There were plenty of businesses around in the shopping center, but most were closed this time of night. Thursdays were one of the busiest nights at the bar due to their Liter Special, and the parking lot was usually packed. Even during a hurricane crisis, people would be out partying. Most people didn’t take them seriously before they hit and would take advantage of the couple of days off and go out, packing most of the bars or going to ‘hurricane parties’.
But that night I saw only seven or eight cars in the parking lot. I scanned around and saw Michelle’s truck. She just lived around the corner and probably had been waiting forever for me. The traffic made me over half an hour late.

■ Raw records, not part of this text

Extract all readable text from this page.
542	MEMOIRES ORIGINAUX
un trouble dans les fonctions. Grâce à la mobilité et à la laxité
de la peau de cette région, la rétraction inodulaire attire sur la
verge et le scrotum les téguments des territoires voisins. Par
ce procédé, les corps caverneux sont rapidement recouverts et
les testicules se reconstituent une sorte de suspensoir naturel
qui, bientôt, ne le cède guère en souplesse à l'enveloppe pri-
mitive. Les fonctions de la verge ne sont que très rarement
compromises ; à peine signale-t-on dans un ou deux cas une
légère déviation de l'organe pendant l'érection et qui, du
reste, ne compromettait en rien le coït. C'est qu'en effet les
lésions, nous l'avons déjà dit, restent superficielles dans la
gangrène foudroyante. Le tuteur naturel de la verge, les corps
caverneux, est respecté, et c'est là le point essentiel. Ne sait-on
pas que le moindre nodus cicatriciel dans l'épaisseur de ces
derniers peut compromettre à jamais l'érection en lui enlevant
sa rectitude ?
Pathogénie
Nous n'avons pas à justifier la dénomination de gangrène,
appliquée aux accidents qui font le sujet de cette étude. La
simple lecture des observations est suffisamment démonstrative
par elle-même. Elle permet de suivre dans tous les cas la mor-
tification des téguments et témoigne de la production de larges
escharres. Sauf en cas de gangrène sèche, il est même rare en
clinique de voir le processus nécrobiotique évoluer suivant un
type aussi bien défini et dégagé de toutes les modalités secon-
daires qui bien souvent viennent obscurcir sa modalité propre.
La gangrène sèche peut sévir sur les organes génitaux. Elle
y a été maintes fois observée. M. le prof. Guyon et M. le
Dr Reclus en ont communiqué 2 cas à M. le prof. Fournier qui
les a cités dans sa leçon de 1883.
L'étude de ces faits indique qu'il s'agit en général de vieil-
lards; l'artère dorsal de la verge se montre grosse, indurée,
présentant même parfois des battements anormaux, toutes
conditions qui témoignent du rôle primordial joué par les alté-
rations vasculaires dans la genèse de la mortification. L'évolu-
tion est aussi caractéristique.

I noticed that there wasn’t any music playing as I neared the entrance. Usually there were so many people here that the jukebox was blaring non-stop.
I walked in through the double doors and saw only a few people around the bar. A couple was off to my right lazily shooting pool, and another person was playing darts by himself. The televisions were on mute, playing what looked like the local news channel out of Orlando. I wasn’t really paying attention to it though. I scanned the bar to find Michelle, but didn’t see her.
Becky was behind the bar, which was odd. She was married to the owner and usually managed the day shift. She was short and blonde and normally had an inviting smile. That night, though, she seemed irritable as I approached and sat on a stool.
“Where is everyone?” I asked as she came over and slapped a coaster in front of me.
“Not here,” she snapped back, grabbing a liter glass out of the cooler. “What are you having?”
She wasn’t normally like that, and I probably let that show on my face. Her expression softened, and she let her shoulders slump.
“Sorry,” she said. “Everyone, and I mean
, called out today. I’ve been here since we opened.” She went back and poured me a dark beer and put it in front of me. “Kevin called me this morning. He was opening the place even though he was sick as hell. I told him I would come in and next thing I know, everyone was calling out and no one else would answer their phone. He’s home with Brandon,” she said, referring to her and Kevin’s son. “They’re both suffering from this flu going around.”
I could tell her frustration was starting to return, so I tried to change the subject.
“Sorry to hear that,” I said. “Hey, can you put me in for a basket of wings? Smoked and fried, please?” That turned out to be a mistake.
“Sure, let me just go throw on an apron,” she snapped at me. “Sorry,” she said, calming back down. “When I said I was the only one here, I meant it. Kitchen is closed.”
“That sucks.” I looked around the bar. “Hey, do you know Michelle?”
“Isn’t that the girl you’ve been striking out with for the last few weeks?” she said, finally smiling.
“Hey,” I came back with a hurtful look and then smiled, “these things take time.”
“Let’s hope your timing is on,” she said, nodding behind me toward the restrooms.
I turned around and saw Michelle walking my way. She looked like hell.
Normally, she was a five-foot-six skinny blonde with a nice set of everything. She was never unkempt, always dressed to impress, and had the posture of a supermodel. But this blob of a person was wearing an oversized shirt, her hair was in a messy, tangled bun, and she didn’t have a smudge of makeup on. She was meandering her way from the bathroom, slouched, as if someone had punched her in the stomach. It was hard to hide my surprise as she made her way over to me and slumped down on the adjacent stool.
“You look like crap,” I let slip out and then pursed my lips, realizing what I had said. She didn’t seem to take offense, though, as if she didn’t even hear me.